Expectedly, the reaction against these claims was intense. Political elites decried the reallocation of funds and filed numerous constitutional challenges against the recognition of Indigenous self-governance. Eventually, one of these legal challenges succeeded. In 2020, a new composition of the court overturned the recognition of direct budgeting. However, the movement for Indigenous self-governance survived—by that point, it had already accumulated enough resources to fight back.

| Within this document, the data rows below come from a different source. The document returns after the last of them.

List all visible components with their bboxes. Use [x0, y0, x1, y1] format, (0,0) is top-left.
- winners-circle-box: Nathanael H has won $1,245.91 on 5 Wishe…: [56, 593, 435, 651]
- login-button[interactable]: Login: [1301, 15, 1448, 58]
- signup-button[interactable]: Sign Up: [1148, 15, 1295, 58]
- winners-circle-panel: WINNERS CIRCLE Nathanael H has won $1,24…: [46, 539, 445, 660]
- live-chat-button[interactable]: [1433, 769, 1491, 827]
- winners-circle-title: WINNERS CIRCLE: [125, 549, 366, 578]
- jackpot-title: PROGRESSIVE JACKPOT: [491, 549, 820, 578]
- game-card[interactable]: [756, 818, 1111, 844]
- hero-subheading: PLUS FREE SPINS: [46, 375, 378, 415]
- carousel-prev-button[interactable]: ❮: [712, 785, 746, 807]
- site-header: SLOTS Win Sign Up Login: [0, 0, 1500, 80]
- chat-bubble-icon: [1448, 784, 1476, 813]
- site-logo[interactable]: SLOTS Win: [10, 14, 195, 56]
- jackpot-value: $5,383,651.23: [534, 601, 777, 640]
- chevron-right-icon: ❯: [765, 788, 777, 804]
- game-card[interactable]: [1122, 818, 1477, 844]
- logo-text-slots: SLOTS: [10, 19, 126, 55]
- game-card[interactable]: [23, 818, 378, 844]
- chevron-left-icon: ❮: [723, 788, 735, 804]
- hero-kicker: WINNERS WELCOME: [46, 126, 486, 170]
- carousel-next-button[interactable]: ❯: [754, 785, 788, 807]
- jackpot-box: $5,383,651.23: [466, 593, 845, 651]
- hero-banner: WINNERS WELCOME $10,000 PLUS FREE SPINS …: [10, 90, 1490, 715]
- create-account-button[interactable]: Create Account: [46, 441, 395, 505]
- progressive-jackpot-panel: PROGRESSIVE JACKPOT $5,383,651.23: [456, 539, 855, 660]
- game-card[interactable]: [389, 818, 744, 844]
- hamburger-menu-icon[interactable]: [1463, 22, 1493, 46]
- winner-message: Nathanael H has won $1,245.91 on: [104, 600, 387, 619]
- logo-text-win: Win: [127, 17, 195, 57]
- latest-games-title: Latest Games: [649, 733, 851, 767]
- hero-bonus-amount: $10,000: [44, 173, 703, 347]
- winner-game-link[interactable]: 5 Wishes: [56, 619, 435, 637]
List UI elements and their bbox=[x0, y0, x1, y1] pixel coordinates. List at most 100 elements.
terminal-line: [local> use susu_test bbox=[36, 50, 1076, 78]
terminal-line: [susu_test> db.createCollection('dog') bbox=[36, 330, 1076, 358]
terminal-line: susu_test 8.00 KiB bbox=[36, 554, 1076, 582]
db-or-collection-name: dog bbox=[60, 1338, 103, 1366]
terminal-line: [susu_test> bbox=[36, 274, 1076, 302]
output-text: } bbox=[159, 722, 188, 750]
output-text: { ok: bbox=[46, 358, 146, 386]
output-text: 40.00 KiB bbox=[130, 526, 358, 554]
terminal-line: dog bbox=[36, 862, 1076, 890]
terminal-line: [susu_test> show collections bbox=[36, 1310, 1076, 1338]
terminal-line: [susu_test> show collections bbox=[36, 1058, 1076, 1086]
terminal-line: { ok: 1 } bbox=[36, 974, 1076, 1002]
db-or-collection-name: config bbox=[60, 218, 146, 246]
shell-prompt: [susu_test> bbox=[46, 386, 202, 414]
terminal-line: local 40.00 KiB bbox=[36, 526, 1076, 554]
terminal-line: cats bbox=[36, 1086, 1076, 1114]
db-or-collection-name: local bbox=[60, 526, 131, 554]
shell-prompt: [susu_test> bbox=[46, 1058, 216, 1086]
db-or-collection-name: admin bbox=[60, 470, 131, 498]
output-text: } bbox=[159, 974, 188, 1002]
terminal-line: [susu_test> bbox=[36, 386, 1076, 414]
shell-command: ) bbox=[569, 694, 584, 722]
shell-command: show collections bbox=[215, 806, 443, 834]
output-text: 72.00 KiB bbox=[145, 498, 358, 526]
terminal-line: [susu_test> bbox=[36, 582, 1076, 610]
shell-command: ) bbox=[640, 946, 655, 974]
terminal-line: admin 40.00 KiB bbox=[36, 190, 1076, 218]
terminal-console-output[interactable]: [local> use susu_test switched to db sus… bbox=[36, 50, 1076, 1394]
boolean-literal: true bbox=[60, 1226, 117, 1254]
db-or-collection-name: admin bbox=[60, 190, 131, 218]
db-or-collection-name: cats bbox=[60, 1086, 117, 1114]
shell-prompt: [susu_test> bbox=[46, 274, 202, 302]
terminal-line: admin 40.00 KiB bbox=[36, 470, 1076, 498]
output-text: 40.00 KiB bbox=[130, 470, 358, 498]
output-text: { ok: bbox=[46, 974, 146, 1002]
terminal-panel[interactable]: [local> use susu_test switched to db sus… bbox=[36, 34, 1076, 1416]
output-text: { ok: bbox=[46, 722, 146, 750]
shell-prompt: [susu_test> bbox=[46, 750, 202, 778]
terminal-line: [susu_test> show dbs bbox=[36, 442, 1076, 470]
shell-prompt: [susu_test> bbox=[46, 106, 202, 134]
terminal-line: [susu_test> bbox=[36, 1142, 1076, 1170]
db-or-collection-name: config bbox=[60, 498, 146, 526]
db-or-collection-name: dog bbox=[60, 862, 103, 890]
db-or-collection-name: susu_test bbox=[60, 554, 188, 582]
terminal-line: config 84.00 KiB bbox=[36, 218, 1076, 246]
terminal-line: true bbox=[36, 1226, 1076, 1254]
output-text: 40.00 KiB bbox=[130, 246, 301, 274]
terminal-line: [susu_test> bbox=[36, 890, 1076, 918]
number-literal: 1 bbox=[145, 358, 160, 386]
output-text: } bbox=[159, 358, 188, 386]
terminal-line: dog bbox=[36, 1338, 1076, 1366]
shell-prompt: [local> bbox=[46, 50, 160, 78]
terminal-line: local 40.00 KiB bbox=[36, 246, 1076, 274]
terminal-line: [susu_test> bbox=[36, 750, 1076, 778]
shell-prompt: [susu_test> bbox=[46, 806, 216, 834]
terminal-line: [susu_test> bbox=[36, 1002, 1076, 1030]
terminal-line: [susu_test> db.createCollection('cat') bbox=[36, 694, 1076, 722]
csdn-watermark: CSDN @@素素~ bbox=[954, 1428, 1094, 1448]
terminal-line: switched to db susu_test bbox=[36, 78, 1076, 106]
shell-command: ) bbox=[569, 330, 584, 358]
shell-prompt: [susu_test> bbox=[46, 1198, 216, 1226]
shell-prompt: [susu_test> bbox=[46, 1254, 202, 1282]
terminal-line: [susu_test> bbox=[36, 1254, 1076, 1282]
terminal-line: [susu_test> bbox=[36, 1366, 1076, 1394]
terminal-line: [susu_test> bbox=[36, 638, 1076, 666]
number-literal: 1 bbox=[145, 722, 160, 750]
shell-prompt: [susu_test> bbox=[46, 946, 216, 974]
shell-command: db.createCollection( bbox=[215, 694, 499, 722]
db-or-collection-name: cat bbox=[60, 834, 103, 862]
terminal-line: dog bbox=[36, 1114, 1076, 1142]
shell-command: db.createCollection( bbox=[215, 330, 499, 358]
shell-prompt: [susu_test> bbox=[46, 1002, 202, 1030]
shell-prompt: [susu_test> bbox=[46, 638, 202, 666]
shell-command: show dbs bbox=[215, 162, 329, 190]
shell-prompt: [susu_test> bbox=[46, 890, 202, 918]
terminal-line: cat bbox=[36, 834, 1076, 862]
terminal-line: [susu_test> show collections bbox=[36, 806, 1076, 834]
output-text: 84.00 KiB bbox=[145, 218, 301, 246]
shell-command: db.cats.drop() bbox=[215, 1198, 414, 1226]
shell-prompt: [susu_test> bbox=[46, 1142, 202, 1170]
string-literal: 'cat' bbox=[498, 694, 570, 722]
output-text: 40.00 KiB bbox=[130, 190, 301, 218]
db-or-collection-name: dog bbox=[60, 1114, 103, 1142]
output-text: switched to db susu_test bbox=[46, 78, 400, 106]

Anticipating the backlash, a group of communities founded an inter-community organization called “Front for the Autonomy of Indigenous Councils.” Working in tandem with Emancipaciones, this organization promoted a legal reform to codify the right to direct budgeting in the local laws of Michoacán. This new law, which recognizes direct budgeting, was adopted in 2021 alongside a state protocol with rules to expedite the reallocation of funds.

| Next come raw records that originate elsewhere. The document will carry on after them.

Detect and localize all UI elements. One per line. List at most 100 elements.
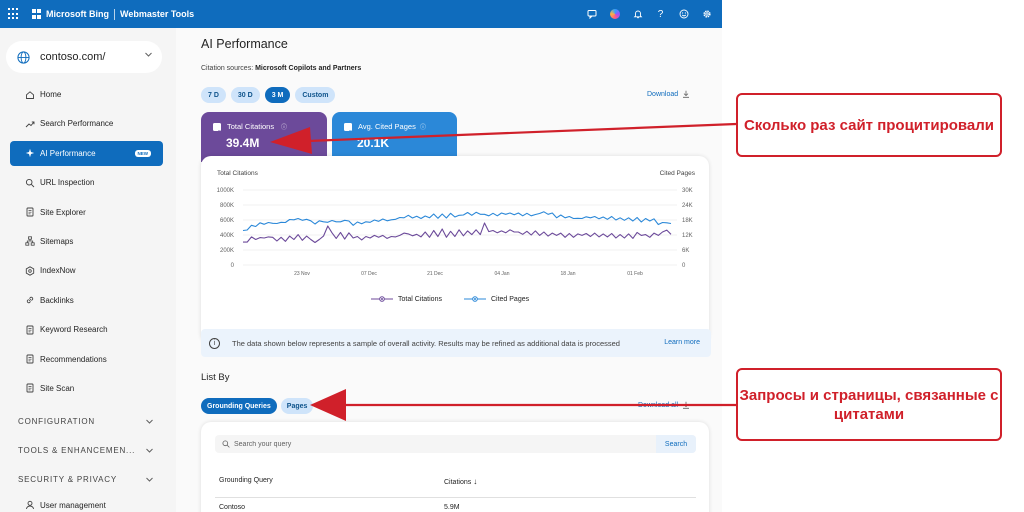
sidebar-item-site-explorer[interactable]: Site Explorer	[10, 200, 163, 225]
metric-card-avg-cited-pages[interactable]: Avg. Cited Pages ⓘ 20.1K	[332, 112, 457, 162]
legend-item-cited-pages[interactable]: Cited Pages	[463, 295, 529, 303]
globe-icon	[17, 50, 30, 64]
citation-sources: Citation sources: Microsoft Copilots and…	[201, 65, 361, 72]
gear-icon[interactable]	[695, 0, 718, 28]
x-tick-label: 23 Nov	[294, 271, 310, 277]
microsoft-logo-icon	[32, 9, 42, 19]
sparkle-icon	[25, 148, 35, 158]
sidebar-item-search-performance[interactable]: Search Performance	[10, 111, 163, 136]
brand-name[interactable]: Microsoft Bing	[46, 9, 109, 19]
group-label: CONFIGURATION	[18, 417, 95, 426]
query-search-input[interactable]	[234, 437, 644, 451]
table-cell-citations: 5.9M	[444, 504, 460, 511]
document-icon	[25, 325, 35, 335]
range-3m-button[interactable]: 3 M	[264, 87, 291, 103]
product-name[interactable]: Webmaster Tools	[120, 9, 194, 19]
notice-text: The data shown below represents a sample…	[232, 338, 620, 348]
info-icon: ⓘ	[420, 125, 427, 131]
column-header-citations[interactable]: Citations ↓	[444, 477, 477, 486]
smiley-icon[interactable]	[672, 0, 695, 28]
metric-value: 39.4M	[226, 136, 260, 150]
download-button[interactable]: Download	[647, 90, 690, 98]
chevron-down-icon	[145, 52, 152, 57]
sitemap-icon	[25, 236, 35, 247]
sidebar-item-backlinks[interactable]: Backlinks	[10, 288, 163, 313]
queries-table-card: Search Grounding Query Citations ↓ Conto…	[201, 422, 709, 512]
app-launcher-icon[interactable]	[8, 8, 20, 20]
sidebar-item-label: Search Performance	[40, 119, 114, 129]
legend-label: Total Citations	[398, 295, 442, 303]
page-title: AI Performance	[201, 37, 288, 51]
sidebar-item-user-management[interactable]: User management	[10, 494, 163, 512]
document-icon	[25, 383, 35, 393]
link-icon	[25, 295, 35, 305]
sidebar-item-label: Keyword Research	[40, 325, 108, 335]
x-tick-label: 04 Jan	[494, 271, 509, 277]
chevron-down-icon	[146, 448, 153, 453]
column-header-grounding-query[interactable]: Grounding Query	[219, 477, 273, 484]
range-7d-button[interactable]: 7 D	[201, 87, 226, 103]
citation-sources-value: Microsoft Copilots and Partners	[255, 65, 362, 72]
search-button[interactable]: Search	[656, 435, 696, 453]
x-tick-label: 21 Dec	[427, 271, 443, 277]
help-icon[interactable]: ?	[649, 0, 672, 28]
left-tick-label: 1000K	[217, 188, 234, 194]
learn-more-link[interactable]: Learn more	[664, 339, 700, 346]
sidebar-item-indexnow[interactable]: IndexNow	[10, 258, 163, 283]
annotation-callout-queries-pages: Запросы и страницы, связанные с цитатами	[736, 368, 1002, 441]
sidebar-item-home[interactable]: Home	[10, 82, 163, 107]
trend-icon	[25, 119, 35, 129]
sidebar-item-sitemaps[interactable]: Sitemaps	[10, 229, 163, 254]
sidebar-item-site-scan[interactable]: Site Scan	[10, 376, 163, 401]
copilot-icon[interactable]	[603, 0, 626, 28]
left-tick-label: 200K	[220, 248, 234, 254]
brand-divider	[114, 8, 115, 20]
sidebar-item-label: Backlinks	[40, 295, 74, 305]
sidebar-item-recommendations[interactable]: Recommendations	[10, 347, 163, 372]
range-30d-button[interactable]: 30 D	[230, 87, 260, 103]
bell-icon[interactable]	[626, 0, 649, 28]
group-label: SECURITY & PRIVACY	[18, 475, 118, 484]
sidebar-item-label: User management	[40, 500, 106, 510]
series-line-cited-pages	[242, 211, 672, 232]
sample-data-notice: i The data shown below represents a samp…	[201, 329, 711, 357]
sidebar-item-keyword-research[interactable]: Keyword Research	[10, 317, 163, 342]
right-tick-label: 12K	[682, 233, 693, 239]
table-row[interactable]: Contoso	[219, 504, 245, 511]
sidebar-item-label: Recommendations	[40, 354, 107, 364]
sidebar-item-url-inspection[interactable]: URL Inspection	[10, 170, 163, 195]
download-all-button[interactable]: Download all	[638, 401, 690, 409]
download-all-label: Download all	[638, 401, 679, 409]
site-selector[interactable]: contoso.com/	[6, 41, 162, 73]
legend-item-total-citations[interactable]: Total Citations	[371, 295, 442, 303]
list-by-heading: List By	[201, 372, 230, 383]
x-tick-label: 07 Dec	[361, 271, 377, 277]
search-icon	[222, 440, 230, 448]
main-content: AI Performance Citation sources: Microso…	[176, 28, 722, 512]
tab-pages[interactable]: Pages	[280, 398, 314, 414]
checkbox[interactable]	[344, 123, 352, 135]
sidebar-group-security[interactable]: SECURITY & PRIVACY	[18, 475, 158, 484]
chevron-down-icon	[146, 477, 153, 482]
top-bar: Microsoft Bing Webmaster Tools ?	[0, 0, 722, 28]
download-label: Download	[647, 90, 679, 98]
sidebar-group-tools[interactable]: TOOLS & ENHANCEMEN...	[18, 446, 158, 455]
checkbox[interactable]	[213, 123, 221, 135]
new-badge: NEW	[134, 149, 151, 157]
document-icon	[25, 354, 35, 364]
left-tick-label: 600K	[220, 218, 234, 224]
left-tick-label: 800K	[220, 203, 234, 209]
indexnow-icon	[25, 266, 35, 276]
chevron-down-icon	[146, 419, 153, 424]
feedback-icon[interactable]	[580, 0, 603, 28]
table-divider	[215, 497, 696, 498]
range-custom-button[interactable]: Custom	[295, 87, 336, 103]
list-by-tabs: Grounding Queries Pages	[201, 398, 314, 414]
tab-grounding-queries[interactable]: Grounding Queries	[201, 398, 277, 414]
sidebar-item-ai-performance[interactable]: AI Performance NEW	[10, 140, 163, 166]
sidebar-group-configuration[interactable]: CONFIGURATION	[18, 417, 158, 426]
metric-card-total-citations[interactable]: Total Citations ⓘ 39.4M	[201, 112, 327, 162]
metric-value: 20.1K	[357, 136, 390, 150]
sidebar-item-label: IndexNow	[40, 266, 76, 276]
sidebar-item-label: Home	[40, 90, 62, 99]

After this law was passed, dozens of Indigenous communities claimed their right to direct budgeting. By December 2022, I had identified 32 cases—most in Michoacán, but the numbers keep growing and expanding to other regions of Mexico. Recently, the Maya community of La Calendaria became the first community in Chiapas to successfully claim their right to direct budgeting. To give more visibility to these movements, I am currently preparing to relaunch “Huellas del Autogobierno,” an online project that began as part of my doctoral research and that will trace and showcase successful claims for direct budgeting.

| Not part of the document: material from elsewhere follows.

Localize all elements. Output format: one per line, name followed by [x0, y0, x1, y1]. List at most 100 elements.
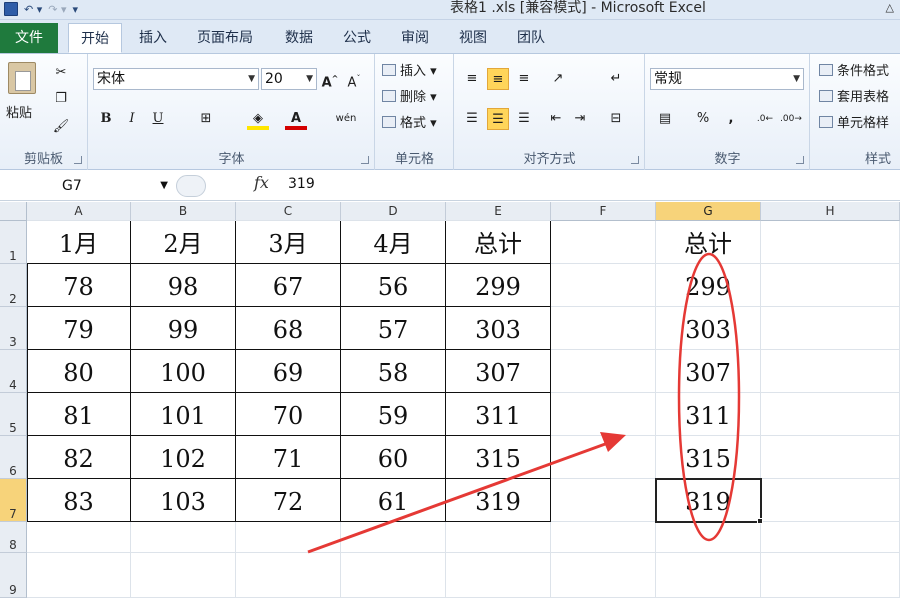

Admittedly, the experience with direct budgeting is in its infancy, and its future remains uncertain. At the time of writing, the Supreme Court of Mexico was debating whether to uphold the law that protects the right to direct budgeting. Forestalling a potential revocation, Emancipaciones and the Front for Autonomy have already filed a petition to the Inter-American Commission on Human Rights.
Regardless of what happens in the courts, the political struggles around direct budgeting are dynamic and offer a couple of valuable insights to other Indigenous communities and rights practitioners.
As a financial model, the right to direct budgeting repositions the state as a potential source of funds for grassroots movements. Today, many social justice activists are skeptical of relying on external sources of funding. With valid reasoning, they worry about the cooptation and undue influences such a dependence may have. For example, the Zapatistas are known for their staunch opposition to the state. However, direct budgeting creates a relatively stable source of funds with few strings attached. Outside of the basic rules of fiscal accounting, Indigenous communities can spend their funds according to Indigenous decision-making mechanisms.
As a human rights strategy, the right to direct budgeting has opened the door to a redistributive process that was long overdue. Indigenous communities in Mexico have long been marginalized. In 2001, the constitution was amended to recognize that Indigenous communities should be allowed to manage their own resources. However, the amendment said little about the duty of the state to make public resources available to them. Ironically, even the budget for Indigenous development is administered by state agencies. In this context, the right to direct budgeting is finally reversing a situation that stemmed from a colonialist mindset. Instead of the state extracting resources from Indigenous communities, Indigenous communities are recovering a little of what is rightfully theirs.